Monday was therapy day, and a long one. As much as I’d like to write it down clearly, I can’t. Because it’s not clearly in my mind. My talk with Betty was good but hell. I tried to tell her about the trigger (from january 3rd) but I couldn’t really describe it and I started crying. Like a fucking baby. Shit came out of my nose I think, I just couldn’t control myself. I couldn’t breathe properly. Brenda kept screaming in my head for safety in her own way.
Betty kept asking me ‘what can I do for you?’
All I could think of was; take care of me, help me get through this. Help me stay save. Help me through the evening and night. HELP. Get Abraham here. Ofcourse I couldn’t say any of these things, well I could, but she can’t do any of those things so instead I said ‘I dont know/nothing’. I couldn’t even look at her, I kept looking down at my lap and just hoping, wishing, wanting to disappear.
I kept on crying. We went for a walk outside which seemed to calm me down. I stopped crying and started talking about bullshit just to get my head out of the loneliness feeling (I do remember myself crying because I felt this huge agonising pain because of the thought of the upcoming evening + night + day and the loneliness that comes with). But just as we got back in (my mum and sister were already sitting in the waiting room), I started crying again.
Betty asked if I wanted to go into her office again but I said no. What’s the point?
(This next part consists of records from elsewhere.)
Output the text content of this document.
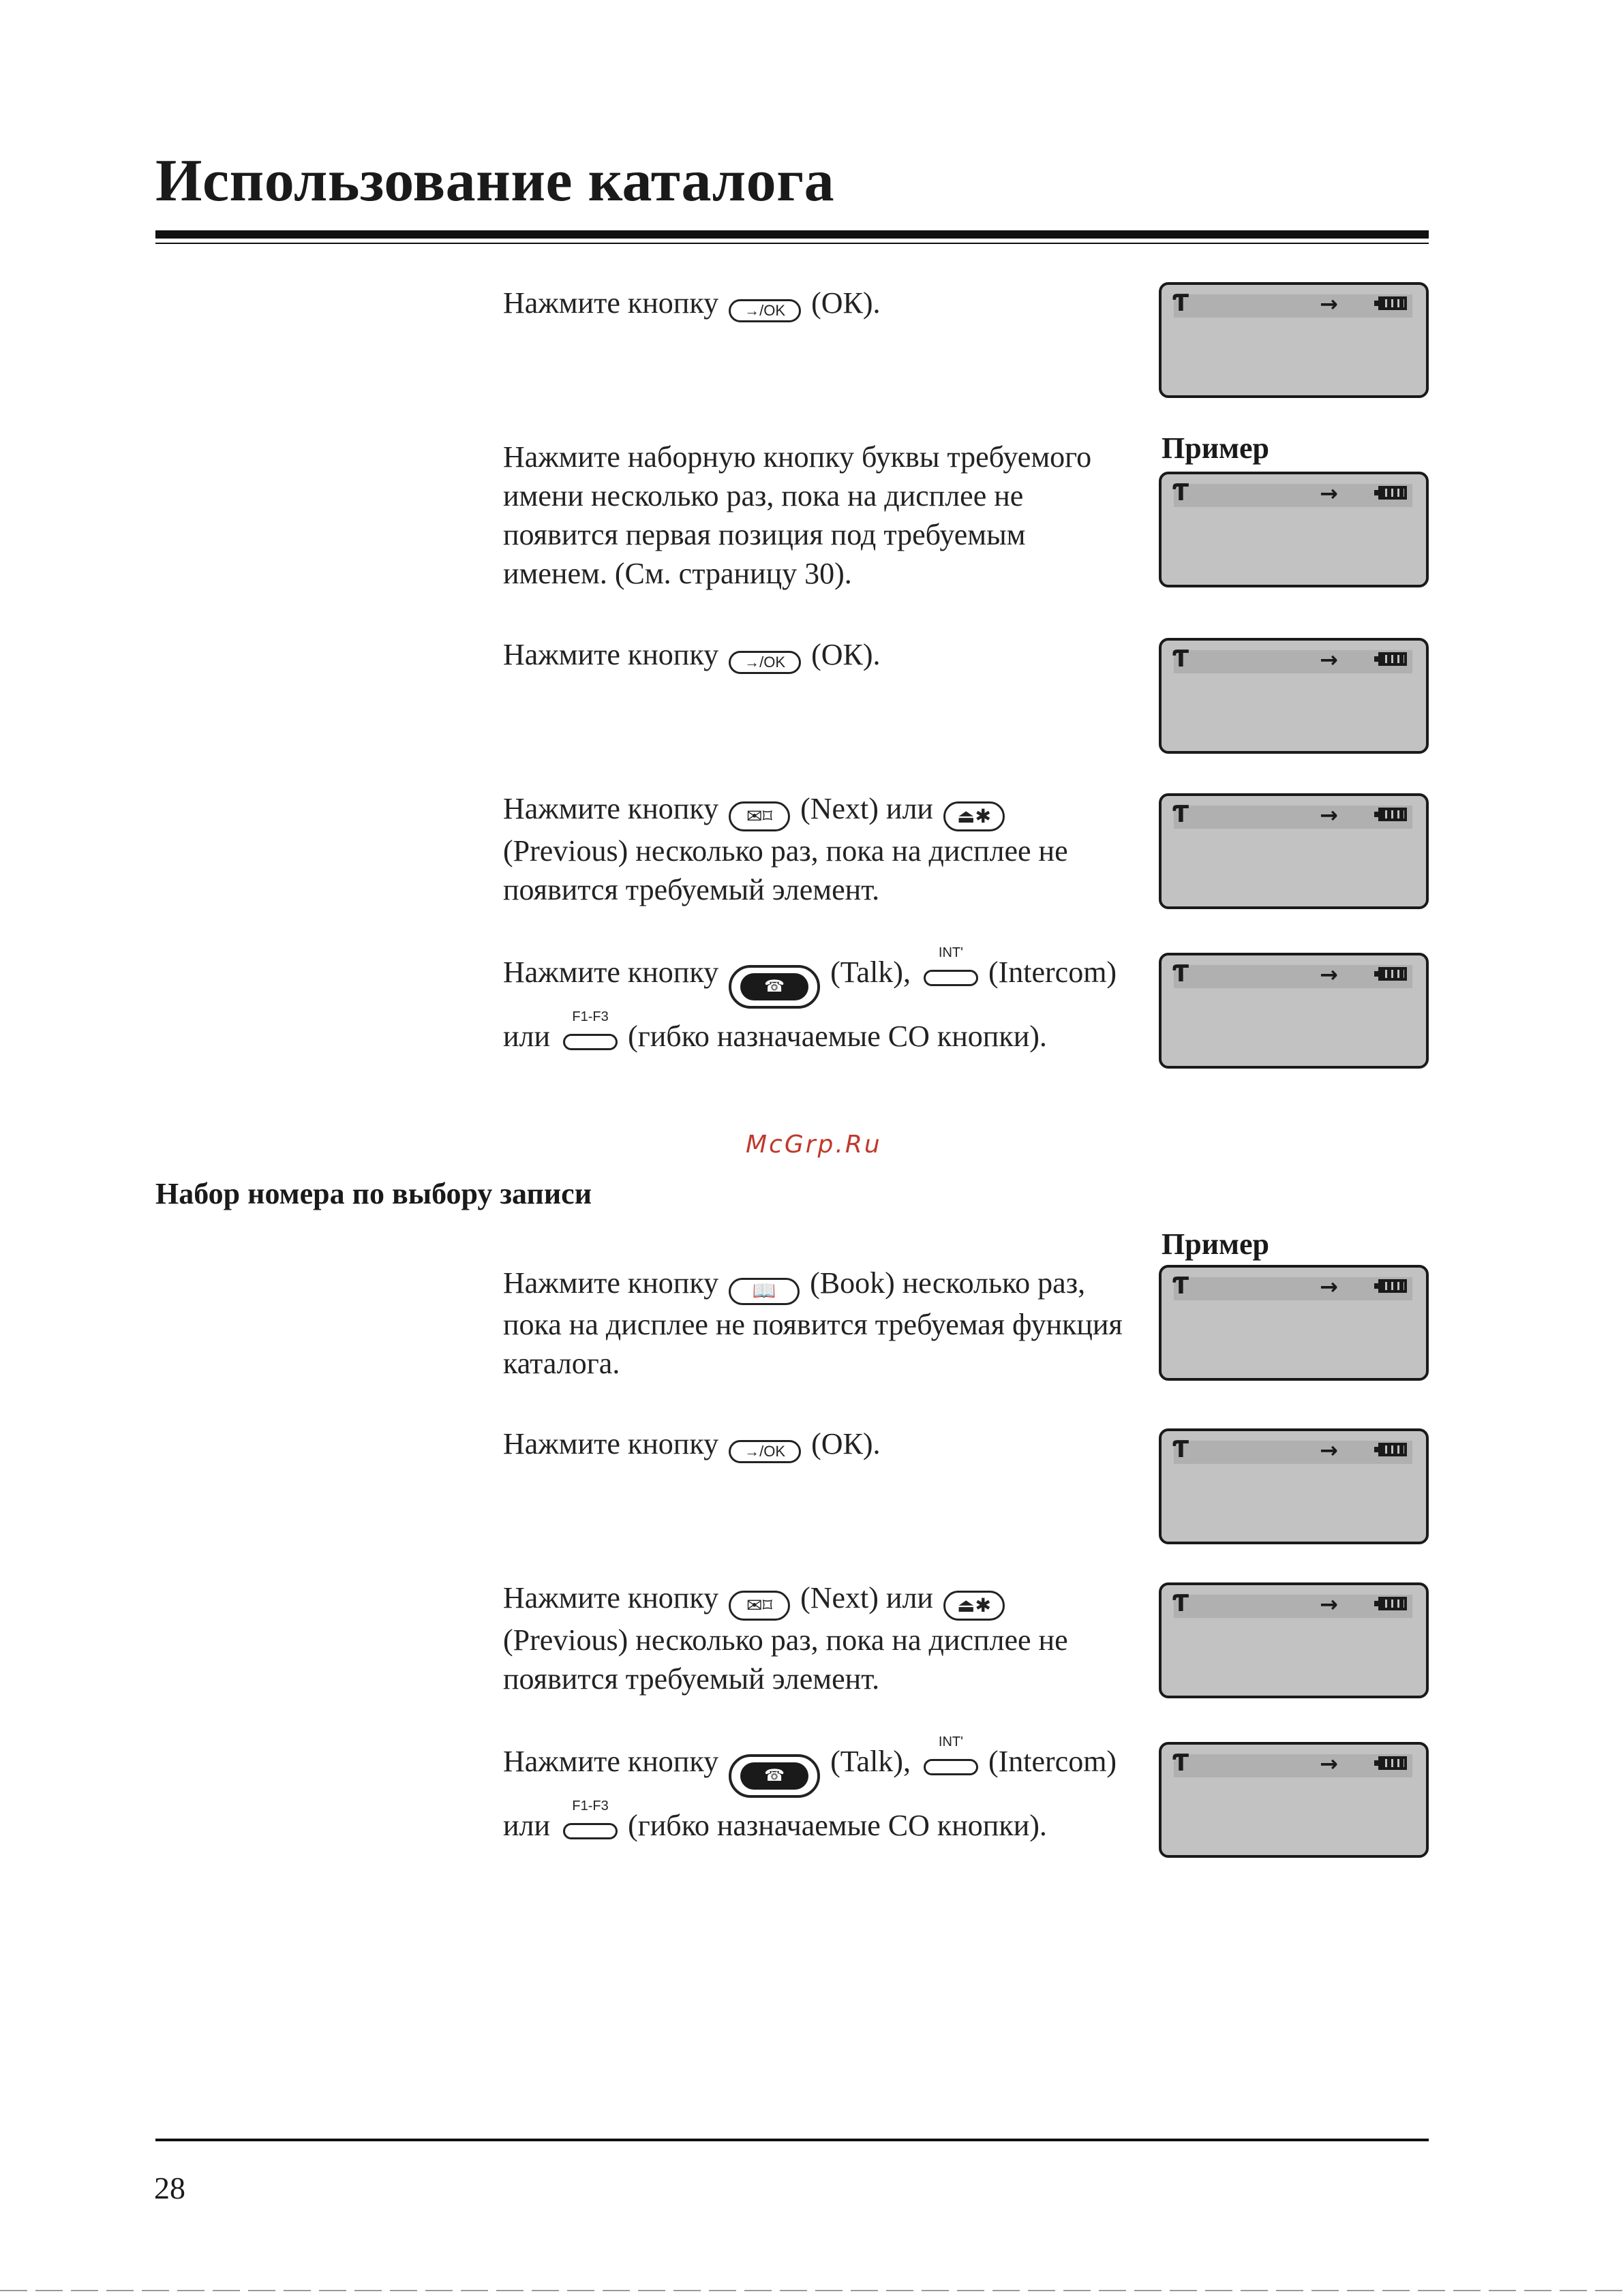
Использование каталога
Нажмите кнопку →/OK (ОК).	Ƭ	→
Пример
Нажмите наборную кнопку буквы требуемого имени несколько раз, пока на дисплее не появится первая позиция под требуемым именем. (См. страницу 30).
Ƭ	→
Нажмите кнопку →/OK (ОК).	Ƭ	→
Нажмите кнопку ✉⌑ (Next) или ⏏✱ (Previous) несколько раз, пока на дисплее не появится требуемый элемент.
Ƭ	→
Нажмите кнопку	☎	(Talk),
INT'
(Intercom) или
F1-F3
(гибко назначаемые СО кнопки).
Ƭ	→
McGrp.Ru
Набор номера по выбору записи
Пример
Нажмите кнопку 📖 (Book) несколько раз, пока на дисплее не появится требуемая функция каталога.
Ƭ	→
Нажмите кнопку →/OK (ОК).	Ƭ	→
Нажмите кнопку ✉⌑ (Next) или ⏏✱ (Previous) несколько раз, пока на дисплее не появится требуемый элемент.
Ƭ	→
Нажмите кнопку	☎	(Talk),
INT'
(Intercom) или
F1-F3
(гибко назначаемые СО кнопки).
Ƭ	→
28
Then I had the family talk with my mum + sister + me and the therapist. But a lot of crying there as well. I was totally broken, torn and just done. At some point I just knew, I have to do something because I will lose it. In the middle of the whole talk I just took my crisis medication.
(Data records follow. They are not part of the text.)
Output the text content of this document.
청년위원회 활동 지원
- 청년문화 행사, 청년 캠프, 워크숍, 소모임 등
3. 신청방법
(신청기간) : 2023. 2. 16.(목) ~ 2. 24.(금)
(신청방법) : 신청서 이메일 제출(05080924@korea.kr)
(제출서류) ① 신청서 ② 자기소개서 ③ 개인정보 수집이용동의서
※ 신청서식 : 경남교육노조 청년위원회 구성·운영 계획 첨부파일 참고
It numb-ed me out. And eventually when I got home, knocked me out into a sleep.
Today Polly came over and I could see she got shocked because of how I looked. My eyes were beyond swollen. Of course still in my pyjama’s. She came in, asked how I was doing and I started crying again. To sum it up, I’m going to ask for a short stay in the open unit (1 or maybe 2 nights), just to get some rest. Tried to call the psychiatrist for some medication for tonight but he’s on a ‘team day’ today?! Just my luck!
I called Brandon because I want to ask him tomorrow for that stay in the open unit (I called him at 1 pm and was told that he would call me back). At some point it was 4.50 pm and I hadn’t got a call back. Beyond frustrated of course (had called twice in the mean time). I called again and finally got to speak to him, of course my mind is now beyond suspicious and all theories about how he didn’t want to talk to me or how they’re talking about me behind my back and maybe trying to ship me off to a clinic.
Anyway, I can see him at 8.45 tomorrow morning.
But now, I need to survive this evening and night. By even the thought of that, I start crying. So I’m just gonna have to take it one minute at the time.